Python packages are typically installed from PyPI or GitHub using tools like pip, enabling efficient dependency management and distribution.
Key Differences
Standardization: R has stricter and more clearly standardized structures required by CRAN. Python structures are more flexible and less enforced by PyPI.
Documentation: R uses the built-in documentation system with .Rd files, whereas Python commonly leverages markdown-based docs or tools like Sphinx.
Dependency Management: R specifies dependencies explicitly in the DESCRIPTION file, while Python commonly utilizes requirements.txt or setup.py.
Choosing the Right Structure
The choice between R and Python packaging structures depends on your project goals:
- Use R for clearly defined, statistical packages with built-in, structured documentation and standardized distribution.
- Use Python if your workflow benefits from flexibility, a broader range of applications beyond data analysis, and easily manageable environments.

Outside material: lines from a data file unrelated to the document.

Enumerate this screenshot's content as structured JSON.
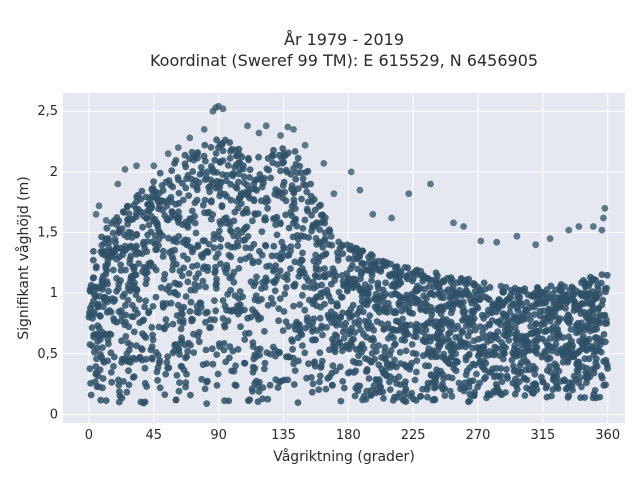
{
  "chart_data": {
    "type": "scatter",
    "title_line1": "År 1979 - 2019",
    "title_line2": "Koordinat (Sweref 99 TM): E 615529, N 6456905",
    "xlabel": "Vågriktning (grader)",
    "ylabel": "Signifikant våghöjd (m)",
    "xlim": [
      -18,
      372
    ],
    "ylim": [
      -0.07,
      2.65
    ],
    "x_ticks": [
      0,
      45,
      90,
      135,
      180,
      225,
      270,
      315,
      360
    ],
    "x_tick_labels": [
      "0",
      "45",
      "90",
      "135",
      "180",
      "225",
      "270",
      "315",
      "360"
    ],
    "y_ticks": [
      0,
      0.5,
      1,
      1.5,
      2,
      2.5
    ],
    "y_tick_labels": [
      "0",
      "0,5",
      "1",
      "1,5",
      "2",
      "2,5"
    ],
    "grid": true,
    "marker_color": "#2f5168",
    "background_color": "#e5e8f0",
    "envelope_x": [
      0,
      10,
      20,
      30,
      45,
      60,
      75,
      90,
      105,
      120,
      135,
      150,
      160,
      170,
      180,
      200,
      225,
      250,
      270,
      290,
      315,
      340,
      360
    ],
    "envelope_upper": [
      1.35,
      1.5,
      1.65,
      1.8,
      1.95,
      2.1,
      2.2,
      2.3,
      2.2,
      2.15,
      2.25,
      2.1,
      1.75,
      1.5,
      1.4,
      1.3,
      1.2,
      1.15,
      1.1,
      1.05,
      1.05,
      1.1,
      1.2
    ],
    "envelope_lower": [
      0.1,
      0.1,
      0.08,
      0.08,
      0.08,
      0.07,
      0.07,
      0.07,
      0.07,
      0.07,
      0.07,
      0.07,
      0.08,
      0.1,
      0.1,
      0.1,
      0.1,
      0.1,
      0.1,
      0.1,
      0.12,
      0.12,
      0.12
    ],
    "outliers": [
      [
        5,
        1.65
      ],
      [
        7,
        1.72
      ],
      [
        12,
        1.6
      ],
      [
        20,
        1.9
      ],
      [
        25,
        2.02
      ],
      [
        33,
        2.05
      ],
      [
        45,
        2.05
      ],
      [
        55,
        2.15
      ],
      [
        62,
        2.2
      ],
      [
        70,
        2.28
      ],
      [
        80,
        2.35
      ],
      [
        86,
        2.5
      ],
      [
        88,
        2.53
      ],
      [
        90,
        2.54
      ],
      [
        93,
        2.52
      ],
      [
        110,
        2.38
      ],
      [
        118,
        2.32
      ],
      [
        123,
        2.38
      ],
      [
        133,
        2.3
      ],
      [
        138,
        2.37
      ],
      [
        142,
        2.35
      ],
      [
        150,
        2.22
      ],
      [
        163,
        2.07
      ],
      [
        170,
        1.82
      ],
      [
        182,
        2.0
      ],
      [
        188,
        1.85
      ],
      [
        197,
        1.65
      ],
      [
        210,
        1.62
      ],
      [
        222,
        1.82
      ],
      [
        237,
        1.9
      ],
      [
        253,
        1.58
      ],
      [
        260,
        1.55
      ],
      [
        272,
        1.43
      ],
      [
        283,
        1.42
      ],
      [
        297,
        1.47
      ],
      [
        310,
        1.4
      ],
      [
        320,
        1.45
      ],
      [
        333,
        1.52
      ],
      [
        340,
        1.55
      ],
      [
        350,
        1.55
      ],
      [
        357,
        1.62
      ],
      [
        358,
        1.7
      ],
      [
        356,
        1.52
      ]
    ]
  }
}
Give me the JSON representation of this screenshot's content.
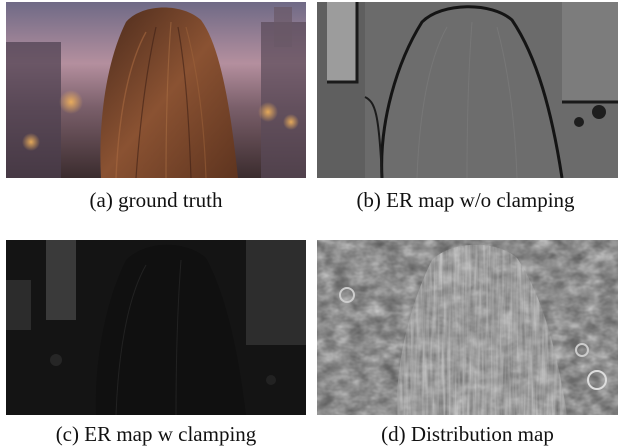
{
  "figure": {
    "panels": [
      {
        "id": "a",
        "caption": "(a) ground truth"
      },
      {
        "id": "b",
        "caption": "(b) ER map w/o clamping"
      },
      {
        "id": "c",
        "caption": "(c) ER map w clamping"
      },
      {
        "id": "d",
        "caption": "(d) Distribution map"
      }
    ]
  }
}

In my experience - if you're collaborating with another team (usually some form of engineering), python workflows for package creation is by far the preferred method. It mirrors object oriented programming practices enough and is in a syntax that they will find more comforting. I, personally, find the doc string syntax more pleasing on the eye for when help needs to be called versus the roxygen2 syntax which I find rather bulky.
As I also come from a scripting coding background - I have largely found the tests required as best practice to be largely a waste of time and an annoyance - however both languages do allow this measure to be skipped.
As such, given that the main goal in package creation is for shared use I have largely stopped creating R packages unless for my personal.